After you've moved in:

  • Get a spare set of keys cut.
  • Consider giving a set of keys to a friend or relative nearby - this is cheaper/less hassle than getting your landlord to come out, or paying a lock smith.
  • You may consider changing the locks in your new home, as an extra security measure.
  • Install a smoke detector and carbon monoxide detector - then test them.
  • Make sure any gas appliances have been checked as gas-safe.
  • Arrange home, buildings and contents insurance - buildings insurance is likely to be a prerequisite if you have a mortgage.
  • Consider arranging home emergency cover for things like boiler breakdowns, plumbing and drainage emergencies, lost keys, vermin infestation and alternative accommodation costs in the event that your home is uninhabitable.

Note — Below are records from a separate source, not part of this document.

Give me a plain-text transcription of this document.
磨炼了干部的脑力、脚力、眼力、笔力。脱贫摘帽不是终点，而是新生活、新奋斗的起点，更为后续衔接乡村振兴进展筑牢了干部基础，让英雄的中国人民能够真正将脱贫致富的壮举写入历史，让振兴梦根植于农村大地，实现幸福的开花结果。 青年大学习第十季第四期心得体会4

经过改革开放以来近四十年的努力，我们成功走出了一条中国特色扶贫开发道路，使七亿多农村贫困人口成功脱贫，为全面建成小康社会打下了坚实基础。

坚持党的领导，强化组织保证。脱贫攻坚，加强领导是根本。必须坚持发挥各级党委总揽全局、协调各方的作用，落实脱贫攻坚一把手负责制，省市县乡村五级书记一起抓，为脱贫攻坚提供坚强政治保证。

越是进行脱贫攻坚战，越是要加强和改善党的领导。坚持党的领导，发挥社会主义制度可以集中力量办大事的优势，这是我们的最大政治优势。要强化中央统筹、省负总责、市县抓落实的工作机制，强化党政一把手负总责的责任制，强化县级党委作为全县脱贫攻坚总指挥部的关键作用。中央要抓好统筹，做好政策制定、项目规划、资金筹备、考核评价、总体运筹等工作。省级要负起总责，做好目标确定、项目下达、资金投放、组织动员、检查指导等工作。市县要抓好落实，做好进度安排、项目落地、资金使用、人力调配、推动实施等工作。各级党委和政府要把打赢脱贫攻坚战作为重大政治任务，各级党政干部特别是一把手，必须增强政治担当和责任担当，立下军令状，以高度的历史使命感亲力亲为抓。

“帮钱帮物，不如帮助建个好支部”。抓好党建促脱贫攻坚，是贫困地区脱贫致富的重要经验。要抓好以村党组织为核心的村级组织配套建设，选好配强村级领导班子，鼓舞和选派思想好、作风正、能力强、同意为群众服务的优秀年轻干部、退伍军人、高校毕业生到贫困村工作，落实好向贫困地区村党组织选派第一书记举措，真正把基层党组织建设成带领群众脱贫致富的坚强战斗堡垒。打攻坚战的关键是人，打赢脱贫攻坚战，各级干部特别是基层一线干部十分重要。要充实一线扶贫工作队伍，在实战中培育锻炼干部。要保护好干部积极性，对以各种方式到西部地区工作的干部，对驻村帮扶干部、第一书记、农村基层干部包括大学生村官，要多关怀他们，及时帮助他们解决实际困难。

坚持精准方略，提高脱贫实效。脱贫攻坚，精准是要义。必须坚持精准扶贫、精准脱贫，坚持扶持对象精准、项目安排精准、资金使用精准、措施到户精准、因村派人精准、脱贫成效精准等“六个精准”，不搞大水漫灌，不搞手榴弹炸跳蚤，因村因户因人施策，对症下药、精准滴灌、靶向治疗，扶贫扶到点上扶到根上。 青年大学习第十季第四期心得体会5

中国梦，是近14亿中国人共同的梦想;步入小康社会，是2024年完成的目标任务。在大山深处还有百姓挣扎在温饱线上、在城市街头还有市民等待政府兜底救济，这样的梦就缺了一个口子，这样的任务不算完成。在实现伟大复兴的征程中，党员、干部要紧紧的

  • Deeds and documents: scan/photograph these then email them to yourself, as an extra precaution.
  • The date you moved in: write it down, because in future you will need to enter this on all manner of forms. If you have moved a lot, you may well start to forget these dates.
  • Say hello to your neighbours. This will help maintain a sense of community and should make everyone around feel safer and more secure. Your neighbours may be invaluable in letting you know about local matters (bin collections etc.) and you could end up being good friends, able to help each other out in times of need.
  • Locate the stop-cock straight away. If a leak springs, you can turn off the mains immediately. Time wasted finding the stop-cock in an emergency could result in a lot more damage, not only to your own property, but to that of any neighbours below.
  • Locate the fuse box: so you can turn off electricity in an emergency.
  • Celebrate moving into your new home!